Proches de la sphère politique, il y a aussi les “femmes décors”, ces femmes de luxe et de dépenses qui s’incarnent dans les figures d’impératrices (la République a des comptes à rendre avec l’Empire...) : Joséphine, Eugénie sont présentées comme des femmes futiles, on oublie le rôle politique qu’elles ont pu jouer (Eugénie encourageait toute initiative visant à promouvoir les femmes sur le plan social). Il y a aussi ces “merveilleuses” (et “incroyables” !) qui sous le Directoire, incarnent le ridicule : aucun manuel ne souligne la signification politique de cette mode : la suppression du “r”, “c’est incoyable” (on efface la Révolution), les détails anti-révolutionnaires des costumes ont un autre sens que le ridicule... “ Cette dépolitisation déplace de fait la représentation vers la mode (extravagante) et les femmes (luxueuses et ruineuses).”.
Ce cliché de femme-décor est doublé d’un autre cliché (encore en vigueur..) : la femme est faible, émotive ; le pouvoir ne peut être fait pour elle. D’où les illustrations véhiculant des images de femmes apeurées (dessins sur les persécutions des protestants), pleureuses (photo d’une petite malgache dans les bras d’un médecin lors d’une campagne de vaccination), ou implorantes (Jeanne d’Arc, entre autres), agenouillées (l’impératrice Joséphine, Jeanne d’Arc encore...). “L’homme serait idéalement, souverainement du coté de la maîtrise des émotions et du contrôle de ses expressions. Pleurer serait lâcher prise, se laisser aller, révéler une faiblesse qui appelle réconfort et protection. “. Ainsi, même s’ils ont pleuré dans l’histoire... on ne voit pas d’hommes pleurer dans les manuels.
Le dernier chapitre conclue sur les éléments forts qui marquent l’évolution des grands principes de “l’éducation républicaine” des filles depuis 1791... et ses paradoxes. Jusqu’à la IIIème République, même si l’éducation des filles est devenue une question politique, on en reste à la “sexualisation” naturelle des rôles : les femmes à la maison, les hommes au pouvoir : “Les hommes sont destinés pour vivre sur le théâtre du monde (...) La maison paternelle vaut mieux à l’éducation des femmes.” (Talleyrand, plan d’instruction publique, 1791). Condorcet s’efforce de dire autre chose, il n’est pas écouté. Pour Jules Ferry, au garçon les exercices militaires, à la fille les travaux d’aiguille : “Il faut qu’elle n’ait part ni aux fonctions de production, ni aux fonctions de direction, pour rester en quelque sorte le pouvoir éducateur et modérateur de la société ”. C’est bien une histoire de nature qui éloigne les femmes de la sphère politique et les livres d’histoire renforcent cette histoire de nature en offrant des images, des “icônes” qui trompent notre regard sur le passé.

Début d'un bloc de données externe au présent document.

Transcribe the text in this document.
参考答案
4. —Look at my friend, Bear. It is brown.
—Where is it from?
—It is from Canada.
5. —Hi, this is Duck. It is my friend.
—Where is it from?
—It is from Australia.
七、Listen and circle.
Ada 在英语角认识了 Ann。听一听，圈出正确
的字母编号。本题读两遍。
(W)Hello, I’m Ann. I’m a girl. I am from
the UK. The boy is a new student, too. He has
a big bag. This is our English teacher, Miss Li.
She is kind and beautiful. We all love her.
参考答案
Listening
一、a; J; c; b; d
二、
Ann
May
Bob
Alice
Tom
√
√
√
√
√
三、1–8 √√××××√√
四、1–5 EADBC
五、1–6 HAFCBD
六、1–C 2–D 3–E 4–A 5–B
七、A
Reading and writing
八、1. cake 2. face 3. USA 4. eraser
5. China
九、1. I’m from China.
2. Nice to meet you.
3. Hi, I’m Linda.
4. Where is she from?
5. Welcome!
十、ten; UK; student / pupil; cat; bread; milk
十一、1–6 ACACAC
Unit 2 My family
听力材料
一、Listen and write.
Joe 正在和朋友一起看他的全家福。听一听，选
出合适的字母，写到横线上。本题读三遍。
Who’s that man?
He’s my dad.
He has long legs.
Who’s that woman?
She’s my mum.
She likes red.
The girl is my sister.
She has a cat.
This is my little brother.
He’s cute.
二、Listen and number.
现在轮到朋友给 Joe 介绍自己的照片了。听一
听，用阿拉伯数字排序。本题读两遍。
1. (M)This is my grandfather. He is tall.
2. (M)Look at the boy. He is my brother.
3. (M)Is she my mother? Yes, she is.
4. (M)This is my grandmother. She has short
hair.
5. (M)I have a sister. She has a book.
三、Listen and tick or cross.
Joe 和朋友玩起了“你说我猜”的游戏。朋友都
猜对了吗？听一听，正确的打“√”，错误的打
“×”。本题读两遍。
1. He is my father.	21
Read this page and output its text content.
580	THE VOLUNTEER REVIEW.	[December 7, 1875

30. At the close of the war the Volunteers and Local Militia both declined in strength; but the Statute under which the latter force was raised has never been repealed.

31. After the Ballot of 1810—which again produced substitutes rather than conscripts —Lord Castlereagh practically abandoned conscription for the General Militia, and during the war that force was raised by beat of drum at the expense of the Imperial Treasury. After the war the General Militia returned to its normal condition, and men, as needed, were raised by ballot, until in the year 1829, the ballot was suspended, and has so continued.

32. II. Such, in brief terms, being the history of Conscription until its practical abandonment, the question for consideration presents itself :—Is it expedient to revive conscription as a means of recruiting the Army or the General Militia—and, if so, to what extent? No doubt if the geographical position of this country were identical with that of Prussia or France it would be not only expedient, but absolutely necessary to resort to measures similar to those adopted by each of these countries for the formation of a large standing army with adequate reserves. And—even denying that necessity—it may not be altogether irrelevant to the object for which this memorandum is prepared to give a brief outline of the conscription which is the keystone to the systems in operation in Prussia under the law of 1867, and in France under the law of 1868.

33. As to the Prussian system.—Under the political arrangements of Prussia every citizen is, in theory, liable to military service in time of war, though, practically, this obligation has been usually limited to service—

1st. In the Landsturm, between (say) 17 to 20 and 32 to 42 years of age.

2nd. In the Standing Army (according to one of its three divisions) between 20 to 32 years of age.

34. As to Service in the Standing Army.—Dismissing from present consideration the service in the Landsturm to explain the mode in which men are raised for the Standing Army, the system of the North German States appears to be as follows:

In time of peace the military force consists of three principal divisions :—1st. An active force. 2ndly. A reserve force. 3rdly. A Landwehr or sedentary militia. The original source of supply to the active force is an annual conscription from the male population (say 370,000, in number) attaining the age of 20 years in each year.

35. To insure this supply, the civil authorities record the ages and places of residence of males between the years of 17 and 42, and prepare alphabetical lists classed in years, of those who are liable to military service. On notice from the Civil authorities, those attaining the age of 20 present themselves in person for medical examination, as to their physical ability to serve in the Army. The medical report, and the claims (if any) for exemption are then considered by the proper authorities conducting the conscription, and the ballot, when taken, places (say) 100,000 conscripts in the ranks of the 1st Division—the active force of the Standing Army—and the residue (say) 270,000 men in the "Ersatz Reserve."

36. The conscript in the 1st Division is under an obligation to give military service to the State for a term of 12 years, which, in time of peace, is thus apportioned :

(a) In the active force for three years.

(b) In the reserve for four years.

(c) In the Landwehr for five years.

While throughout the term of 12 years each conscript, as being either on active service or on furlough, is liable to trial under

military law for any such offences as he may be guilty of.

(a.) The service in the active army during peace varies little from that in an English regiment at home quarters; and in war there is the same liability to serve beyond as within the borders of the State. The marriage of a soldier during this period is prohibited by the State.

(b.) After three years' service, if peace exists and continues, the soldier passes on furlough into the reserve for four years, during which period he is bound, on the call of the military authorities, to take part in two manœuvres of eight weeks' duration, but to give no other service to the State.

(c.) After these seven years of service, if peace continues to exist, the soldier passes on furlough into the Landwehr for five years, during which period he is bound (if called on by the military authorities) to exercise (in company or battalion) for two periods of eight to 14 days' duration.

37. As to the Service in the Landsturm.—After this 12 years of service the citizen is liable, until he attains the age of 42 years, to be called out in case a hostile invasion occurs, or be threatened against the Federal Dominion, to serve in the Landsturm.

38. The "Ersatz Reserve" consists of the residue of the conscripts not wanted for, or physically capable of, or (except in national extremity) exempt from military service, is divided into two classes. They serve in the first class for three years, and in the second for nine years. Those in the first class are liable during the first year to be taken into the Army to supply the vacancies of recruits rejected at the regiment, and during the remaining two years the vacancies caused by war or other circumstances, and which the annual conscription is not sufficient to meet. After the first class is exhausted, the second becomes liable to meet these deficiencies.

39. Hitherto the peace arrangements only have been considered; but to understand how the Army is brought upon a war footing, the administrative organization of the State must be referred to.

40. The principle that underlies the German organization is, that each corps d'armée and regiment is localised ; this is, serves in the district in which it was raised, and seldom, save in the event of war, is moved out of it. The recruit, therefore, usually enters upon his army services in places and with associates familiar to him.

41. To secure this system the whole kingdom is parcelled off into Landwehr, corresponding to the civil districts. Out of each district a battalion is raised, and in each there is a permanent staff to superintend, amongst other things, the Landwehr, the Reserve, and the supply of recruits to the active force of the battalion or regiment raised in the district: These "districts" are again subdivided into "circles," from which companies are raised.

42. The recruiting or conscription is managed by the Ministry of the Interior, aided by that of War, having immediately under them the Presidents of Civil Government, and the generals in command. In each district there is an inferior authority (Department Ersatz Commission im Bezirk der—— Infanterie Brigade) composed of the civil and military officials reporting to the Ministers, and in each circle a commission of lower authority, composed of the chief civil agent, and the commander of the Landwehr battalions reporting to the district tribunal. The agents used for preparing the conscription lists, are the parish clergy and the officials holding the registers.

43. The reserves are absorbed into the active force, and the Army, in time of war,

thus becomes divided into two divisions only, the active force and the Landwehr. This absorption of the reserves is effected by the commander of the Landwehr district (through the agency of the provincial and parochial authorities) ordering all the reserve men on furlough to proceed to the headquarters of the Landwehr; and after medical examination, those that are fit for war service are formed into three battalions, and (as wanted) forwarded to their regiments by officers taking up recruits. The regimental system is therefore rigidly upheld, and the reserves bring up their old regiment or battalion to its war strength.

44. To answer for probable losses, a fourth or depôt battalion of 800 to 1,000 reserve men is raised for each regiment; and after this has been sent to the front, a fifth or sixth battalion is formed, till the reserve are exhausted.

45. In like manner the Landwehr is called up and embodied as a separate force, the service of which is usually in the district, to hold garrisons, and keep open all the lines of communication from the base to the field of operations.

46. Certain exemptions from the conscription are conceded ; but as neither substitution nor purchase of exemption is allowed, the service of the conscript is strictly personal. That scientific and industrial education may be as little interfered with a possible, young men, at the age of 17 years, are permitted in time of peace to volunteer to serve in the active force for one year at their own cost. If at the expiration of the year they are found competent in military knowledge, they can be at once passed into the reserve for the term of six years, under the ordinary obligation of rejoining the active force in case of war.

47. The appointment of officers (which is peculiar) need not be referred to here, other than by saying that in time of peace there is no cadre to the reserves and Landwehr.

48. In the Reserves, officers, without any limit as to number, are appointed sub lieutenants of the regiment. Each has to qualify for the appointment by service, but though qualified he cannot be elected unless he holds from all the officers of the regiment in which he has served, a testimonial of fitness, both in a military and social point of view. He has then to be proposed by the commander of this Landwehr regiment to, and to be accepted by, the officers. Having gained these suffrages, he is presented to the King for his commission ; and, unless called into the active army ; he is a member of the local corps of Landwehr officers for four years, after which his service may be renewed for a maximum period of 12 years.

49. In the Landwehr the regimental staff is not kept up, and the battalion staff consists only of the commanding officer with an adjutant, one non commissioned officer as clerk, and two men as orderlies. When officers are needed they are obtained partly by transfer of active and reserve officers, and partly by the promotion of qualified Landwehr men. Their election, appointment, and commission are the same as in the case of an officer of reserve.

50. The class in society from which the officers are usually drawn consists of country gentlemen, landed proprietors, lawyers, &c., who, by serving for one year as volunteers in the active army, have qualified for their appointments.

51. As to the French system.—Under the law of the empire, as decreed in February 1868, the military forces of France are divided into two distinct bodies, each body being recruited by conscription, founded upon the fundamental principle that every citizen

" 7% de noms de femmes mentionnés dans les 30 manuels d’histoire et 10 % de femmes illustrées, ce sont des taux de représentation très proches des 6 % de femmes sénateurs, des 7% de femmes maires, des 10% de femmes députés...”.
Et l’histoire se poursuit car “dans les nouveaux programmes de 1995 pour l’école élémentaire signés F. Bayrou, sur 22 personnages considérés comme constitutifs d’une culture et d’une conscience nationale (...) deux femmes seulement sont mentionnées (Jeanne d’Arc et Marie Curie) : elles représentent 9% de la liste”.